1. I started a partnership business with my brother and our first accounts closed on 31 March 2005. How should I report my share of the profits of the partnership to the Inland Revenue Department?

For Profits Tax purposes, a partnership is treated as a separate legal “person”. As such, the assessable profits of a partnership are calculated as a single amount and the tax in respect of the profits is charged in the name of the partnership (but not charged to your or your brother's individual name).
The precedent partner of
the partnership should complete for the partnership a “Profits Tax Return – Persons Other Than Corporations” (B.I.R.52) for the year of assessment 2004/05.
The “net profits” shown in the accounts of the business have to be converted into
its "assessable profits" and declared in B.I.R.52.

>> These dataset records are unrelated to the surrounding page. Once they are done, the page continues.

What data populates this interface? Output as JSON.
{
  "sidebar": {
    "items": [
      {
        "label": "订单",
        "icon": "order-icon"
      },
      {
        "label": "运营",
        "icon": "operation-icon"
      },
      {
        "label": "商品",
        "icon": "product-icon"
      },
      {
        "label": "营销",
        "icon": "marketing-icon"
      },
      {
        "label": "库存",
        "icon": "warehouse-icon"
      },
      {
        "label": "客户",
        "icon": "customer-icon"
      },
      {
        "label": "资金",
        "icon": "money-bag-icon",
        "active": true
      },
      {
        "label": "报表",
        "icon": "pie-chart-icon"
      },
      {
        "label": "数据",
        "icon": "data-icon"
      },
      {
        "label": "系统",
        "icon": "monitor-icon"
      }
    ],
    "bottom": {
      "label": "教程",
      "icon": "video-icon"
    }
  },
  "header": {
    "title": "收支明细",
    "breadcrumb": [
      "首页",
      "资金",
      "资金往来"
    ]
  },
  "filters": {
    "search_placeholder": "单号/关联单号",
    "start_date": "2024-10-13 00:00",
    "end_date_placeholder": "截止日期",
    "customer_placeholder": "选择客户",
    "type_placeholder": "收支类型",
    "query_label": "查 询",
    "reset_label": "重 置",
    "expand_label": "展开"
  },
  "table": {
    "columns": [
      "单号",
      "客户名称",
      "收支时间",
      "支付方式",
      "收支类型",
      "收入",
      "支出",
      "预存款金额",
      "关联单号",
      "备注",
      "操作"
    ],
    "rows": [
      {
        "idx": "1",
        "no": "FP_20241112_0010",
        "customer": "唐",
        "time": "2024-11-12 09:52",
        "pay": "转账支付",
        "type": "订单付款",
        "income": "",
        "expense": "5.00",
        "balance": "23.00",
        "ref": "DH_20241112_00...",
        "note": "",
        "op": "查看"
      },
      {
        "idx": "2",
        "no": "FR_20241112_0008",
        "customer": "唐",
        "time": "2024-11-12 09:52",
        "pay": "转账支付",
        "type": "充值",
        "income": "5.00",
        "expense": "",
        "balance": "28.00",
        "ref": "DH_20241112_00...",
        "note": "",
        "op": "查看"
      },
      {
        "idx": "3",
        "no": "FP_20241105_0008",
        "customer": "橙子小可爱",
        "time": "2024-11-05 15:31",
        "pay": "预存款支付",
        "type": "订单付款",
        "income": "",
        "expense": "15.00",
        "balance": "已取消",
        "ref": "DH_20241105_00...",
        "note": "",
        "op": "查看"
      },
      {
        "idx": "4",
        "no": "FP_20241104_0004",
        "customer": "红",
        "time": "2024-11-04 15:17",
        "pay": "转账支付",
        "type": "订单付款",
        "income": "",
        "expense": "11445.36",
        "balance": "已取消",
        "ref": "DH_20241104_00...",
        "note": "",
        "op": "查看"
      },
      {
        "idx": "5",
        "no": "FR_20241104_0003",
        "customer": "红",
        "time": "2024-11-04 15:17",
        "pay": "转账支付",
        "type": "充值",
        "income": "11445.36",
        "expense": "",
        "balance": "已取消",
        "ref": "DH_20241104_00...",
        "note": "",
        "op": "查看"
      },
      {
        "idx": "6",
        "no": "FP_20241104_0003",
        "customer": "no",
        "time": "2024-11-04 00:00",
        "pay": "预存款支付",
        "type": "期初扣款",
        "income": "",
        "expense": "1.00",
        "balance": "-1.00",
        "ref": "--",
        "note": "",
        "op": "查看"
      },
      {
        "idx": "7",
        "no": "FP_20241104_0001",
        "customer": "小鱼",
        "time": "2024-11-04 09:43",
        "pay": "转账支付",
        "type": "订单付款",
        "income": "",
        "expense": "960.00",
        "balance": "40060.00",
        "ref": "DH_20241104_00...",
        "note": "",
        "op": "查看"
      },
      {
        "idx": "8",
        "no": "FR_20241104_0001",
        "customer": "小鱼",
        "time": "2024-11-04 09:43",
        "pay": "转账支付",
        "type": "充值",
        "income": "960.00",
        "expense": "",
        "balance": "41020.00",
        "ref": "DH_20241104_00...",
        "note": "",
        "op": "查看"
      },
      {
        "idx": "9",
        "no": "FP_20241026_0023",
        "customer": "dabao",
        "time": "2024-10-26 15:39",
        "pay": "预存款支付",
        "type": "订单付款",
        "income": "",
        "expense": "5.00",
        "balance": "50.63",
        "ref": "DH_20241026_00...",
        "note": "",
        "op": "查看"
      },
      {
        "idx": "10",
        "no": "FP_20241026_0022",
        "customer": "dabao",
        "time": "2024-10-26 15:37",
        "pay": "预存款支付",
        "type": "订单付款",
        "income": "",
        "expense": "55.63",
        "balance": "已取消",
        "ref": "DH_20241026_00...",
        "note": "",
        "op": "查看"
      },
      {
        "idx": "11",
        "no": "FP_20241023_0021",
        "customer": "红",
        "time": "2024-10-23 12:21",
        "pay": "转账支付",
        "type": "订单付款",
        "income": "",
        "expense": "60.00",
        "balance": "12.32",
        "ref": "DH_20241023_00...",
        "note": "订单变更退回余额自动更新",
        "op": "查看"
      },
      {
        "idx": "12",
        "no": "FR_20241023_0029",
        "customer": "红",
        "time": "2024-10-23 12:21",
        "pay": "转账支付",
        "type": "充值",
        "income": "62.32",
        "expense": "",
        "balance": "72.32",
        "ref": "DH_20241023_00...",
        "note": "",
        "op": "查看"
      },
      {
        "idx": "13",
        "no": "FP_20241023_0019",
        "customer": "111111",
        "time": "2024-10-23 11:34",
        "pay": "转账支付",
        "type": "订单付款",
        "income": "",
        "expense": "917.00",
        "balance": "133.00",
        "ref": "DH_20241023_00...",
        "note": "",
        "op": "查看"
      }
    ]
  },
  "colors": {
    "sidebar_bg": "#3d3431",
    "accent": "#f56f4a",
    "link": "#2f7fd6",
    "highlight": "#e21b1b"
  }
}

Normally, a Profits Tax Assessment would be raised on the partnership at the Standard Rate of Tax (i.e. 16% for the year of assessment 2004/05 onwards). However, if Personal Assessment is elected, the partners' tax liabilities may be reduced.
Where it is apparent that a partner will obtain a tax advantage by electing Personal Assessment, Profits Tax is not, in practice, charged on his/her share of assessable profits from the partnership (tax is separately charged under Personal Assessment). Nor is Provisional Profits Tax charged on that portion of assessable profits from the partnership.